Maps, I love maps!I must admit, I find maps sexy. I can look at them all day. Given the opportunity to go into the military, I'd immediately sign up as a navigator in the Navy. Except I get violently sea sick, so that is not really an option. So I thought this assignment would be just ducks-until Schwartz's article on Railroads and Population in England. Now I know why I want to become a cultural historian, not a social historian. I realize this sentiment is anathema at GMU, but no one seems to read this blog, so I figure I'm safe from everyone except Josh. Schwartz created a good primer for the use of statistical data and using maps, but I find this kind of history to be, well, dull. He shows how to choose the proper format of graph or map, and how to set up equations. However, I am currently reading E.P. Thompson's The Making of the English Working Class for historiography. This book, written in 1964 covers approximately the same time period. But Thompson's analysis is quite different, because he covers such factors as food prices, wages, religious practices, and political awareness. Schwartz may be using raw data and primary sources, but he covers only a few factors. Thompson uses secondary sources, along with personal annectodes and close readings of the literature reportedly read by the working class and the upper class at the time. Who is more accurate? Don't fall into the trap of --"well, Schwartz can show his findings mathematically." Remember, he is dealing with means and averages. If the average American family has 2.5 children--what does that .5 car seat look like? Seriously, I can appreciate Schwartz's approach, and I can immediately see the value in it. Someday, I just may have to hold my nose and use his methodology.
I'll take my family to Yorktown this coming weekend--its the 225th anniversary of Cornwallis' surrender. Supposed to be great. I'll visit Williamsburg and report on the pod-cast. It is a good idea--but is it meant to take the place of live demonstration, or to be listened to at one's leisure at a later time? We'll see.
I hope David Ramsey will adopt me, and I can move into his house--can you imagine all those maps? His site is terrific-the internet tour will fill an hour of your time, and you won't regret it. I can see so many classroom applications for his software. As I have written in an earlier blog, combining maps with computers allows you to show changes over time--and that can really enhance any lecture. Think westward movement, railroad construction, colonization, sea voyages, and you start to see the myriad of possibilities.

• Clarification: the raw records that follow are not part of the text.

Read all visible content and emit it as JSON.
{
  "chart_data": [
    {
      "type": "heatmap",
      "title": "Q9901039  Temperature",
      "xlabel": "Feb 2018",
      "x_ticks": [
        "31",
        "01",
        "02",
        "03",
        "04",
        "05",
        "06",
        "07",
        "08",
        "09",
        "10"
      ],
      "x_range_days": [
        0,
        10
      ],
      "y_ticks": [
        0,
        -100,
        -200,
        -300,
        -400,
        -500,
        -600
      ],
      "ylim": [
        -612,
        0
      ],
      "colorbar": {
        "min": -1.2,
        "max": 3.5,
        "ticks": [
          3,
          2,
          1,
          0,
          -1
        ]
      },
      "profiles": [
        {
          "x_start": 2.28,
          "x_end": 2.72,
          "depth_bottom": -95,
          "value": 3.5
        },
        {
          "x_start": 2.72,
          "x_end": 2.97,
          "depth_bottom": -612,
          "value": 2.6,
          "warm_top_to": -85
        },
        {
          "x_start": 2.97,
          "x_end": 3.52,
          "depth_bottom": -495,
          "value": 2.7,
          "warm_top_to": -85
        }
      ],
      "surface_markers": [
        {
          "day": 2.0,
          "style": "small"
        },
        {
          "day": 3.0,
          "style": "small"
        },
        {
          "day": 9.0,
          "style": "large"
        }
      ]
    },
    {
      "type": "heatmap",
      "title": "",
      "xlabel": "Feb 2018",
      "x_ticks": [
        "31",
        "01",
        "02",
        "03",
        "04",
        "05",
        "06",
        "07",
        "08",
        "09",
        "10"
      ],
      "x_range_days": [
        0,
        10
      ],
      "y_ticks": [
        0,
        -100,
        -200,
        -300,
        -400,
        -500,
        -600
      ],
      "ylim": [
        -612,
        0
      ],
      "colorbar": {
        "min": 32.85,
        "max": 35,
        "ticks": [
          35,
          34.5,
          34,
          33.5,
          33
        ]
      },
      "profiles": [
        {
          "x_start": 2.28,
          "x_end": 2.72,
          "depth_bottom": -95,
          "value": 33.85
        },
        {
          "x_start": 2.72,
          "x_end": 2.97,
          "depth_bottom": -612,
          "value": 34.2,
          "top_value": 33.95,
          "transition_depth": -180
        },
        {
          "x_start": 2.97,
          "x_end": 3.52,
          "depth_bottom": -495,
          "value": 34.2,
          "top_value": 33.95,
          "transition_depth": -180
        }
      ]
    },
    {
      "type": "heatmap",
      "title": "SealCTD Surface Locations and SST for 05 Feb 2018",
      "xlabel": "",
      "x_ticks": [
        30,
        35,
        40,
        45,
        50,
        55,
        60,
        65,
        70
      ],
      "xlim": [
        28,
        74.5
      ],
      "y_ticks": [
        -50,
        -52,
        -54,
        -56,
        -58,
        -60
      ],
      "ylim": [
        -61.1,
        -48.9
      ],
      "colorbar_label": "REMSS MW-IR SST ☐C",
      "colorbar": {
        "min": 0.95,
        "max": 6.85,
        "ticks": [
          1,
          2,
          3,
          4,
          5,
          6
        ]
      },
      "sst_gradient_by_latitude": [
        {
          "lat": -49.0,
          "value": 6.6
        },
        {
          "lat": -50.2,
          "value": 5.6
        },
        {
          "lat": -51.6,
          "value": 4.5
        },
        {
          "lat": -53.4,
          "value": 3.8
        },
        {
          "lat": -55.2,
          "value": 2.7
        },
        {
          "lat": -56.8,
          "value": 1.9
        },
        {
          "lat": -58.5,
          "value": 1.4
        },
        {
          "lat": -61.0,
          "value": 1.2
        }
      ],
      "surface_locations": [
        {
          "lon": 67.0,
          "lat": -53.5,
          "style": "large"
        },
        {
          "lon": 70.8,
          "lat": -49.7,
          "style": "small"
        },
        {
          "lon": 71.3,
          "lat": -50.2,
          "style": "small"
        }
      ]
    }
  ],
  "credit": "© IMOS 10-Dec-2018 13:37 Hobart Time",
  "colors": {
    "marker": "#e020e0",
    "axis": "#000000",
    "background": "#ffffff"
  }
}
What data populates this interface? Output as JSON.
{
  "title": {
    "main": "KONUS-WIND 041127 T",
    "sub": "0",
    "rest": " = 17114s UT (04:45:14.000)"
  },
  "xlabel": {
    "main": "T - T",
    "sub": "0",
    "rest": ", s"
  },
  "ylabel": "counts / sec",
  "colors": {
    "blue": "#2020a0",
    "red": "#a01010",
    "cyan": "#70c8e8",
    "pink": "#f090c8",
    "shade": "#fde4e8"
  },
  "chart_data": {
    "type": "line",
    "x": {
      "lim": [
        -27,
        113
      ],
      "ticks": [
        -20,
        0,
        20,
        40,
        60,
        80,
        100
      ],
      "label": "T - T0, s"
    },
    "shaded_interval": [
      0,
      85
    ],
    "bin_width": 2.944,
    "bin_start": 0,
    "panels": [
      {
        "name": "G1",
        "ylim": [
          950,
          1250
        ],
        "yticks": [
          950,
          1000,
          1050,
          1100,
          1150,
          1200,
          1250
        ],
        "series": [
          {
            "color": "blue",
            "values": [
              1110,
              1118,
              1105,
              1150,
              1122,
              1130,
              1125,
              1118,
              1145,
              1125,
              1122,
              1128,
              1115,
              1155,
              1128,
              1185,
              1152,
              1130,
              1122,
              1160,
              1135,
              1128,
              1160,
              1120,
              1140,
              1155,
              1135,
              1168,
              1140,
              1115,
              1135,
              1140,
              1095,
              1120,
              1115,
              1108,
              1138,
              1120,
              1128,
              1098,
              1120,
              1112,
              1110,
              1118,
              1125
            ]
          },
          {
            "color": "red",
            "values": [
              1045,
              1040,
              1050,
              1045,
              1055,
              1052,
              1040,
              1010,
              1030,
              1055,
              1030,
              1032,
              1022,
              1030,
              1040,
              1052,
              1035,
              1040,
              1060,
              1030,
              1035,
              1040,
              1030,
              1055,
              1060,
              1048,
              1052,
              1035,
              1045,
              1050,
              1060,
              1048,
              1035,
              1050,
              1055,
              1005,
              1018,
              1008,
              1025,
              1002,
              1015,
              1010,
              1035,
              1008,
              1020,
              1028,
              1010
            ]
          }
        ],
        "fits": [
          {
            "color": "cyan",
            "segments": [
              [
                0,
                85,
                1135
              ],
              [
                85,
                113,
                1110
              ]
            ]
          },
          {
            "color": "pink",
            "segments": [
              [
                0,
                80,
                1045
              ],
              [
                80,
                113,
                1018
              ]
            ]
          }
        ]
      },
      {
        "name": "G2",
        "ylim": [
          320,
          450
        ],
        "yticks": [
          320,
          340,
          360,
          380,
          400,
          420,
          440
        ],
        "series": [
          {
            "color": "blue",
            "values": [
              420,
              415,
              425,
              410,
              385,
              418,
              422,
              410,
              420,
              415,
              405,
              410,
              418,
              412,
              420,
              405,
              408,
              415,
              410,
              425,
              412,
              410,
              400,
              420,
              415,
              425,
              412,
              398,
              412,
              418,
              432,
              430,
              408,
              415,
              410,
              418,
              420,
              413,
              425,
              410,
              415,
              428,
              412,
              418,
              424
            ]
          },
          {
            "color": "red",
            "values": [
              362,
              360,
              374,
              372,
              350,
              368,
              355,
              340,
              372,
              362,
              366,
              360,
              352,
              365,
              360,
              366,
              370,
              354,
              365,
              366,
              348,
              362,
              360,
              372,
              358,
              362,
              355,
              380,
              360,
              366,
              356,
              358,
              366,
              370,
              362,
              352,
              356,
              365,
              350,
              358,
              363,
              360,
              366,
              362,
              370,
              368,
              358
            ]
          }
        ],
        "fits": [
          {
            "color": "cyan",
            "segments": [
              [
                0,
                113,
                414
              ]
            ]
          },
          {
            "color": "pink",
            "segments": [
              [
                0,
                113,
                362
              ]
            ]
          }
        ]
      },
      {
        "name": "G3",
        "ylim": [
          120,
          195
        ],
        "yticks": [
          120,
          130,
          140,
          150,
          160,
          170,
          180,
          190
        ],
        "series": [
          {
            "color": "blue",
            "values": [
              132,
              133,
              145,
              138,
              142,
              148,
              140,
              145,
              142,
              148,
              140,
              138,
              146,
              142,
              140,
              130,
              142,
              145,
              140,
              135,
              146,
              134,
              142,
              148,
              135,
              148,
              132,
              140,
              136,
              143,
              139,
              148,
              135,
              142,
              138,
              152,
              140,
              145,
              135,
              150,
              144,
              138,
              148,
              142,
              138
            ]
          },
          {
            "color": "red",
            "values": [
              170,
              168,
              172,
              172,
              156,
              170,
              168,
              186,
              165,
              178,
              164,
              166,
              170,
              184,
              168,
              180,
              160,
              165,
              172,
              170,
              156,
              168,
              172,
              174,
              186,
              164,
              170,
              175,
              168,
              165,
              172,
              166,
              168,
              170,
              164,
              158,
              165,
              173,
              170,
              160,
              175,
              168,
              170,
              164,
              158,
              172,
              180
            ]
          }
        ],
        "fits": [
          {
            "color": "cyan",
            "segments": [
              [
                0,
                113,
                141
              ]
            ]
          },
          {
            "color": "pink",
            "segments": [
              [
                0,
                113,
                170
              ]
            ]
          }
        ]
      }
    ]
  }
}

Thank goodness for Google maps. In 1998 we did a project in the Czech Republic that called for demonstrating an army's movement over terrain. Our plan was to get a good quality topo map, and put it in World-Builder. The map store in Prague would not sell Americans topographic maps--seems they were still a bit touchy about the NATO/Warsaw Pact thing. So we had to find a frienly Czech to go in a buy one for us. And yes, we did feel like kids hanging outside a liquor store! Now I can get that free. Gotta love this technology!